What are conflicts of optimization? They are situations where more than one criterion is being optimized for and in practice improving one criterion causes at least one other criterion to become less optimal.
When does this occur? It occurs when you cannot find a way to improve all optimization criteria at the same time. For instance, if you cannot produce both more swords and more shields because you only have a limited amount of iron then you have a conflict of optimization.
This can be described by the concept of Pareto optimality. If you’re at a Pareto optimal point then there is no way to improve all criteria and the set of all such points is called the Pareto frontier.
What this looks like is that if you’re near or on the Pareto frontier there are few to zero ways to improve all criteria and as you get further away there are more options for improving all criteria. Iteratively then you can imagine that around every point there are some known ways to move that may be visualized as vectors from that point. A sequence of such changes is then a sequence of movements along vectors. Generally what you’d expect (with caveats) is that the trajectory moves up and to the right until it hits the pareto optimal frontier and then skates along the frontier till one or the other optimization process wins or they are at equilibrium (relatedly).
An example of this dynamic is job negotiations done well. At first both parties are working towards finding changes that benefit them both but as time goes on such opportunities run out and the last parts of the negotiation proceed in a zero sum way (like perhaps salary).
In practice the Pareto frontier isn’t necessarily static because background variables may be changing in time.
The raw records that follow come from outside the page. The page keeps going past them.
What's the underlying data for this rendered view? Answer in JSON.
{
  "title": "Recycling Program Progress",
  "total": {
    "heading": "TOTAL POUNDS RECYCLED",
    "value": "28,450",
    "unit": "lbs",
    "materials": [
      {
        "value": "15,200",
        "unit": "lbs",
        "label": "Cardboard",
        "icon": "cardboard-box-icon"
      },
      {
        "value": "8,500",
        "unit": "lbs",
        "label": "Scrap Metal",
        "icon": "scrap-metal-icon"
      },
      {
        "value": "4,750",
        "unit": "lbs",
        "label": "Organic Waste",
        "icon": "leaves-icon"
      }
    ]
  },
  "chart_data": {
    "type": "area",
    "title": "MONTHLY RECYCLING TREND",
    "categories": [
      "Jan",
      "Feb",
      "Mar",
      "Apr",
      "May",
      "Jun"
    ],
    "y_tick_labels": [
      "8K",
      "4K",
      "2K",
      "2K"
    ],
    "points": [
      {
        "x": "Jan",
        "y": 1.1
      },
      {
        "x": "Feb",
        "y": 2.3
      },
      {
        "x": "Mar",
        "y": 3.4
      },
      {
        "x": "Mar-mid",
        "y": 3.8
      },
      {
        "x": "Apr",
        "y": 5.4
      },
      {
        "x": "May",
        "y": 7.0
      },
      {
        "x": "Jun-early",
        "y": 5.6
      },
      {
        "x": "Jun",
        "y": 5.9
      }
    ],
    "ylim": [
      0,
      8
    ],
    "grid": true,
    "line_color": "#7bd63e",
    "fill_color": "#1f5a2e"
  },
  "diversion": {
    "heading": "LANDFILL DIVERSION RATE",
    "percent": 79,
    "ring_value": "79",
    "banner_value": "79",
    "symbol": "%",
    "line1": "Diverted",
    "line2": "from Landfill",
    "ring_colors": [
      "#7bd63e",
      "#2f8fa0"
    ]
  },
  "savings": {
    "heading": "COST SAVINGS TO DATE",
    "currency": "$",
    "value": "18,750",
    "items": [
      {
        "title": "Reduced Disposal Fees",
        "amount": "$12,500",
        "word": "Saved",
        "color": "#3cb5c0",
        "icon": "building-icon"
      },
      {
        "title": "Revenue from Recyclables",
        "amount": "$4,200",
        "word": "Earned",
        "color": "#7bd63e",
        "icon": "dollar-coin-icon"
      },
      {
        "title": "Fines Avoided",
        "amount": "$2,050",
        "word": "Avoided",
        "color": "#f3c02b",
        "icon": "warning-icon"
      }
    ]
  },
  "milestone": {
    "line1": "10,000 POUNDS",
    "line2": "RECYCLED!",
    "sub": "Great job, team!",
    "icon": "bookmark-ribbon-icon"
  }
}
As long as the process of moving towards the frontier is much faster than the speed at which the frontier changes though we’d continue to expect again the motion of going towards the frontier and then skating along it.
Between the criteria this then translates essentially to a bunch of positive sum transformations far away from the Pareto frontier and then as you get closer to it transformations become less and less positive sum, until finally becoming zero sum (one can only win at the expense of the other losing). This has natural implications about how game theory actors relate as progress occurs when going towards a Pareto frontier.
Let’s now relate this to Moloch. Let the x axis be optimizing for humanity’s ultimate values, the y axis be optimizing for competitiveness (things like winning in politics, wars, persuasion, and profit making), the points represent the world’s state in terms of x and y, and the trajectory through the points be how the world develops. Given the above we’d expect that at first competitiveness and the accomplishment of humanity’s ultimate values are both improved but eventually they come apart and the trajectory skates along the Pareto frontier (that roughly speaking happens when we are at maximum technology or technological change becomes sufficiently slow) until it maximizes competitiveness.
This is one of Moloch’s tools: The movement towards competitive advantage over achieving humanity’s ultimate values because the set of transformations is constrained near the Pareto frontier.